The original DreadOut is a survival horror video game from independent developer Digital Happiness for Microsoft Windows, Linux, and OS X, which was released in 2014. This game was heavily inspired by Fatal Frame but used Indonesian mythical ghosts. 

Now, I am not going to pretend I know a lot about this game. I never played it. I honestly haven't heard about it until I came across this film. But I have seen some gameplay footage, and it looked like a forgotten PS2 title with some enhancements. And that is me being gracious. Compared to Fatal Frame a.k.a. Project Zero it looks subpar. That isn't real surprising since this independent developer only had 20 people working on it. 

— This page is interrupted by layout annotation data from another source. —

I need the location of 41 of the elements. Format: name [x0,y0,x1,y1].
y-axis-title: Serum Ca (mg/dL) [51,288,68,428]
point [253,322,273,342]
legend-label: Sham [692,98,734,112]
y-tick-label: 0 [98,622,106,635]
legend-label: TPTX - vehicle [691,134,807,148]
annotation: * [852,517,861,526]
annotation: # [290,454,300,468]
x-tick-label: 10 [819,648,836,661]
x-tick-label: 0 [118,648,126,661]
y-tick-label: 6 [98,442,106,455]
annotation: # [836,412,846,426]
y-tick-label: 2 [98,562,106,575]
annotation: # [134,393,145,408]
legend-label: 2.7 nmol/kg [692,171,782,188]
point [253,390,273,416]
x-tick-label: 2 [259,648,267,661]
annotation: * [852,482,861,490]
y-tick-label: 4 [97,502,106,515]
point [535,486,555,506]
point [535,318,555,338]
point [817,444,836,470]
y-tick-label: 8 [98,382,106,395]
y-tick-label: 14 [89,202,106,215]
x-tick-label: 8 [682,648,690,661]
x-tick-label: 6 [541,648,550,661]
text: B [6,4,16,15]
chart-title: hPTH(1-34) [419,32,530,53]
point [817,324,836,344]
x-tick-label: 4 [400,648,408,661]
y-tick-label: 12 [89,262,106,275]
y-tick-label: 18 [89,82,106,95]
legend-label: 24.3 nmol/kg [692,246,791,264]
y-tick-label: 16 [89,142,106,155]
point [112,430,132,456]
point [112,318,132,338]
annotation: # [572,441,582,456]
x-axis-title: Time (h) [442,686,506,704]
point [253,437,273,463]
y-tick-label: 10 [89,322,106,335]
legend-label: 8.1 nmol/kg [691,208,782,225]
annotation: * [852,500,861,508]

This game must have been popular enough to warrant a film adaptation, and I see why. The game is full of atmosphere and mythical enemies that potentially could provide a lot. If not for the bad writing and direction. Kimo Stamboel is the one responsible, and for the most part he botched it. To be fair, the videogame also makes the mistake to be focused on action instead of instilling dread. This is why, you rarely have quiet moments in the film. You barely get a moment to take in the surroundings and settings. From what I could see, there was enough present to build up the creepiness. I will never understand why film directors opt for cheap thrills and action in favour of creepiness. In the long run, that is the one element that will remain. This film also neglects to give you an explanation of what is going on. Not even a proper motivation for the group of teenagers to visit this abandoned apartment complex where bad things have happened. It's quite obvious that Linda, our lead, has something to do with this. Only she seems to have forgotten what has occurred to her in the past. Perhaps it was the intention to use this plot element as a surprise, but Stamboel couldn't even do that right.

In my opinion, Kimo had enough to at least focus on the main antagonist and have her fleshed out more. I don't know if this is part of the videogame, but in Fatal Frame, you usually get to find more about the ghosts and enemies you are confronted with. There is a reason why they are ghosts and haven't moved on. Discovering these details helps build up the tension, but also makes everything much more compelling. Leaving it out only hurts the viewing experience. DreadOut feels like it started with good intentions, forsake the horror and then focused on the fantasy adventure elements without actually backing that up with a solid story and characterization. So it's not super bad but could be considered a waste of time anyway!